The second portion of the corpus consists of dialogs that were recorded within the Companions project. The domain is reminiscing about personal photograph collections. The goal of this project was to create virtual companions that would be able to have a natural conversation with humans. The corpus was completely recorded in the Wizard-of-Oz setup; the interviewing speaker is an avatar on the computer screen, which is controlled by a human in a different room. The interviewee is a user of a system that is designed to discuss his photographs with him. The user does not know that the avatar is controlled by a human and believes it is real artifical intelligence he interacts with.
* - Each dialog has multiple annotations in which the sentence counts differ. The sum of sentences for the entire corpus was estimated as a sum of average counts.
** - PDTSC 1.0 is a delayed release of data annotated in 2012. It is an update of Prague Dependency Treebank of Spoken Language (PDTSL) 0.5 (published in 2009). In 2017, Prague Dependency Treebank of Spoken Czech (PDTSC) 2.0 was published as an update of PDTSC 1.0.
Layers of annotation
Figure 1: Linking the layers
PDTSC 1.0 has three hierarchical layers and one external base layer (audio). Figure 1 shows the relations between the layers as annotated and represented in the data.
The highest layer of the corpus contains the reconstructed text that is further subjected to the morphological annotation (tagging, lemmatization) and then the text can be annotated at syntactic layers (surface and deep syntactic annotation). Please note that none of these annotations is part of this release.
Automatic Speech Recognition
The bottom layer of the corpus (z-layer) contains automatic speech recognition output aligned to audio. It is a simplified token layer which is interlinked with the manual transcription using the synchronization points.
The second layer (w-layer) is a literal manual transcript, i.e. everything the speaker has said including all slips of the tongue, coughing, laugh etc. The transcription was produced in Transcriber. The XML-output from Transcriber has been converted into PML (Prague Markup Language), which is an XML subset customized for multi-layered linguistic annotations. By means of XML references, the transcription is interlinked with the tokens at the bottom layer and synchronized with the audio track.
The topmost layer (m-layer), called speech reconstruction, is an edited version of the literal transcript. Disfluencies are removed and sentences are smoothed to meet written-text standards. The editation guidelines are specified in the annotation manual. The text on the speech-reconstruction layer is divided into segments and tokens. The segments correspond to sentences. They are mapped onto the raw-transcript segments. The tokens are also interlinked with its correspondent in the raw transcript. There are many ways to produce correct written text from a literal transcript. To capture this fact, we provide multiple parallel annotations for each transcript (two or three different versions made by different annotators).
The external base layer is the audio file in the Vorbis format (Ogg).
Viewing and browsing
Each of the annotation versions is captured as a quartet of interlinked files. These quartets can be viewed in the annotation editor MEd.
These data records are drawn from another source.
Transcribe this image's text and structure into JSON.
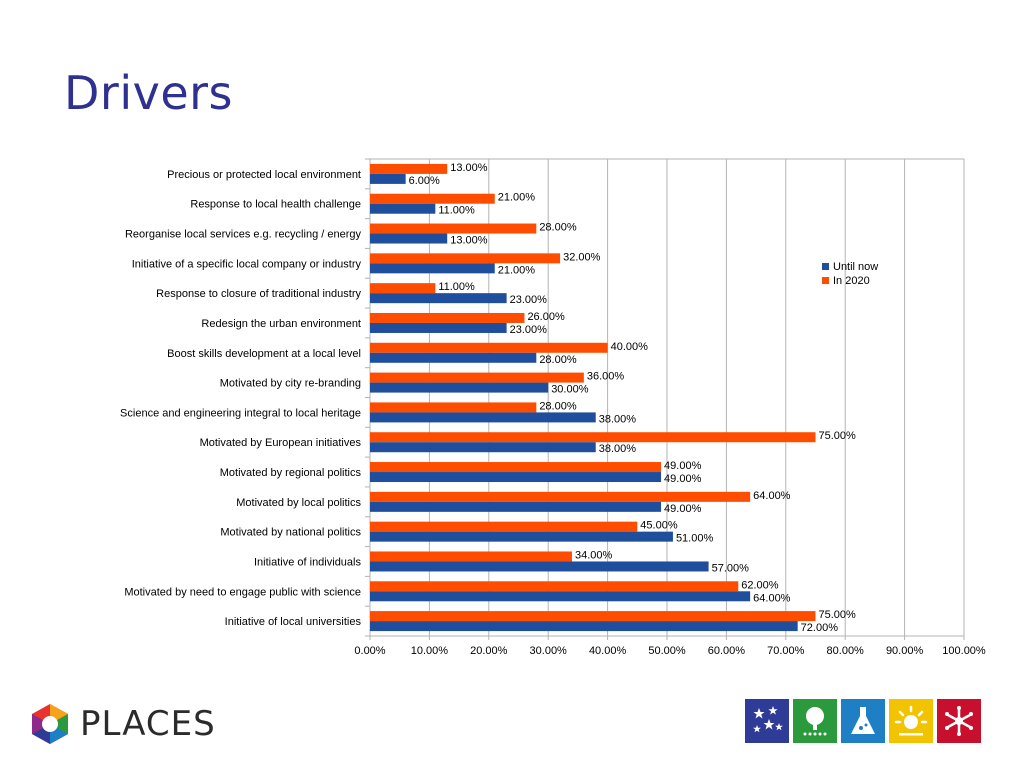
{
  "slide": {
    "title": "Drivers",
    "logo_text": "PLACES"
  },
  "colors": {
    "title": "#2e3192",
    "until_now": "#1f4e9c",
    "in_2020": "#ff4d00"
  },
  "badges": [
    {
      "icon": "stars-icon",
      "color": "#2e3c97"
    },
    {
      "icon": "tree-icon",
      "color": "#2b9a3c"
    },
    {
      "icon": "flask-icon",
      "color": "#1e7fc4"
    },
    {
      "icon": "sun-icon",
      "color": "#f2c300"
    },
    {
      "icon": "molecule-icon",
      "color": "#c8102e"
    }
  ],
  "chart_data": {
    "type": "bar",
    "orientation": "horizontal",
    "categories": [
      "Precious or protected local environment",
      "Response to local health challenge",
      "Reorganise local services e.g. recycling / energy",
      "Initiative of a specific local company or industry",
      "Response to closure of traditional industry",
      "Redesign the urban environment",
      "Boost skills development at a local level",
      "Motivated by city re-branding",
      "Science and engineering integral to local heritage",
      "Motivated by European initiatives",
      "Motivated by regional politics",
      "Motivated by local politics",
      "Motivated by national politics",
      "Initiative of individuals",
      "Motivated by need to engage public with science",
      "Initiative of local universities"
    ],
    "series": [
      {
        "name": "In 2020",
        "values": [
          13,
          21,
          28,
          32,
          11,
          26,
          40,
          36,
          28,
          75,
          49,
          64,
          45,
          34,
          62,
          75
        ]
      },
      {
        "name": "Until now",
        "values": [
          6,
          11,
          13,
          21,
          23,
          23,
          28,
          30,
          38,
          38,
          49,
          49,
          51,
          57,
          64,
          72
        ]
      }
    ],
    "value_labels": {
      "In 2020": [
        "13.00%",
        "21.00%",
        "28.00%",
        "32.00%",
        "11.00%",
        "26.00%",
        "40.00%",
        "36.00%",
        "28.00%",
        "75.00%",
        "49.00%",
        "64.00%",
        "45.00%",
        "34.00%",
        "62.00%",
        "75.00%"
      ],
      "Until now": [
        "6.00%",
        "11.00%",
        "13.00%",
        "21.00%",
        "23.00%",
        "23.00%",
        "28.00%",
        "30.00%",
        "38.00%",
        "38.00%",
        "49.00%",
        "49.00%",
        "51.00%",
        "57.00%",
        "64.00%",
        "72.00%"
      ]
    },
    "xticks": [
      0,
      10,
      20,
      30,
      40,
      50,
      60,
      70,
      80,
      90,
      100
    ],
    "xtick_labels": [
      "0.00%",
      "10.00%",
      "20.00%",
      "30.00%",
      "40.00%",
      "50.00%",
      "60.00%",
      "70.00%",
      "80.00%",
      "90.00%",
      "100.00%"
    ],
    "xlim": [
      0,
      100
    ],
    "grid": true,
    "legend": {
      "position": "right",
      "entries": [
        {
          "name": "Until now",
          "color": "#1f4e9c"
        },
        {
          "name": "In 2020",
          "color": "#ff4d00"
        }
      ]
    }
  }
}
We also transformed all PDTSC 1.0 data into HTML files. You can navigate through them easily in our data browser. This is the best choice if you want to have just a quick look at the data.
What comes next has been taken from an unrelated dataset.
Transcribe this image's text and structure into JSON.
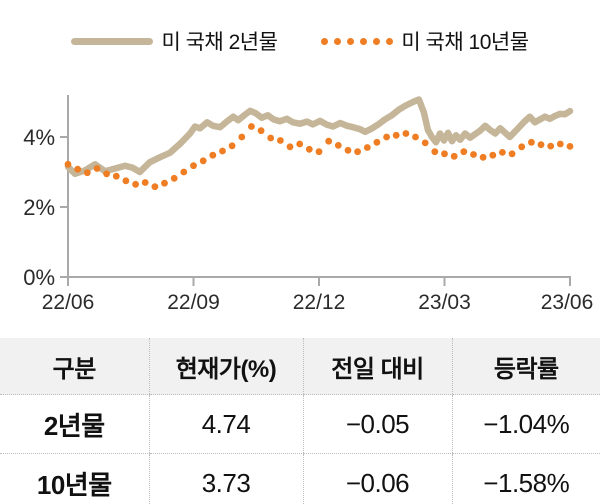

What is this data good for?
Language processing tools, such as taggers and parsers, have been designed for written text. They perform worse on spontaneous speech. One of the possible ways to tackle speech parsing is to apply machine learning to teach the computer to transform an ASR output into a written-standard conformant text. This data was produced as a basis for such machine-learning experiments.